Gipuzkoa, News

Tekniker has developed a real-time solution to automatically detect surface defects on automotive parts.

Quality control is becoming increasingly important for the production lines of industrial manufacturers. Stringent finishing requirements aimed at producing “zero defect” products, eliminating waste or avoiding product returns require innovative solutions to not only improve the efficacy of error inspection actions but also save money.

This need becomes even greater when, for instance, surface defects have to be spotted on auto parts but are usually very hard to see with the naked eye because they are faint when present in the form of scratches, marks produced by improper handling, pores or cracks. Although defects of this kind do not affect product performance, reality shows that complaints are filed, and auto parts are returned as a consequence.

In order to address this problematic issue, the Tekniker technology centre has collaborated to develop a real-time solution within the framework of the PILAR project to automatically detect surface defects on newly made parts before they reach the packaging stage.

The technology uses artificial vision and is supported by an AI model trained by Tekniker experts featuring a data base with 2D surface images, both with and without defects. The images have been labelled by a quality expert from Cikautxo currently involved in the project as an end user.
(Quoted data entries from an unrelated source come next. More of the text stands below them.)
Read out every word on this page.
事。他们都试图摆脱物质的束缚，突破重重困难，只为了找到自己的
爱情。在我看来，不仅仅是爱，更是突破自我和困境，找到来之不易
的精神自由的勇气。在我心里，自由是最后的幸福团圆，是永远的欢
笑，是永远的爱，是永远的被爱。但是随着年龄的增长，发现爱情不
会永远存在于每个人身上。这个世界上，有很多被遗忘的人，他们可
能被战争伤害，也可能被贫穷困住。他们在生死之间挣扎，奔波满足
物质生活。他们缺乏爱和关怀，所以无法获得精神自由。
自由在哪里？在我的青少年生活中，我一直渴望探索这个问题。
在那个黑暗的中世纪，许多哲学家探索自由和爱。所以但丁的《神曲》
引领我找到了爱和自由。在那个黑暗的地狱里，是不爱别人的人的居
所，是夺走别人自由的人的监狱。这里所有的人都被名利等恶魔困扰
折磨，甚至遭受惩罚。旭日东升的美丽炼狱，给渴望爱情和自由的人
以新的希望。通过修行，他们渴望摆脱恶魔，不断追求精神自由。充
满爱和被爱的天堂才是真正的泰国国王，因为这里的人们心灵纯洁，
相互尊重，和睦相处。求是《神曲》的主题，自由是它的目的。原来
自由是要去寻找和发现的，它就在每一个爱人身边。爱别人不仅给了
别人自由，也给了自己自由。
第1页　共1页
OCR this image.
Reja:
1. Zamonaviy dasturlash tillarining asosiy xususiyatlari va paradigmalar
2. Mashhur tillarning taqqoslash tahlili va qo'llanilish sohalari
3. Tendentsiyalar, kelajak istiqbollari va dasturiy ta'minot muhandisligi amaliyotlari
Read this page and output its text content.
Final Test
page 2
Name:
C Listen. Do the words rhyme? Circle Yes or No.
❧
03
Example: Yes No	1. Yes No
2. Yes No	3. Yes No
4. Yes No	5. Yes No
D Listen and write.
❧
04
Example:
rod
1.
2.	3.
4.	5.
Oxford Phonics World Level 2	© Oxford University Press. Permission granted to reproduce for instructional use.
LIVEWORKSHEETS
Eneko Ugalde, head of Tekniker’s Autonomous and Intelligent Systems Department, says that “the purpose of our system is to help and assist quality inspection operators to automatically and objectively reject parts showing signs of surface defects so that inspectors will only have to be called in case of doubt”.

90% reliability

One of the key actions required to improve the rate of success of the solution developed by the technology centre has consisted in compiling a large number of images showing different defects in several locations.

Eneko Ugalde also states that “we have used several techniques to increase the number of images in the data base and further their variability synthetically. Moreover, we have introduced genetic algorithms to establish the best combination of hyperparameters to enable the model to be trained”.

Subsequent to training the model, the technology centre’s research team implemented the system on a demonstrator test bench to perform real-time validation. The Tekniker expert explains that “we have obtained some very positive results and reliability now stands above 90%”.

The next step of the project is to analyse the possibility of pre-industrial validation: installing the unit developed on the production line to benchmark the solution under real production conditions.

The PILAR project ended in March 2023 and received funding from by the Basque Goverment’s Hazitek programme. One of the companies involved, among others, was the IDS Industrial a member of the consortium.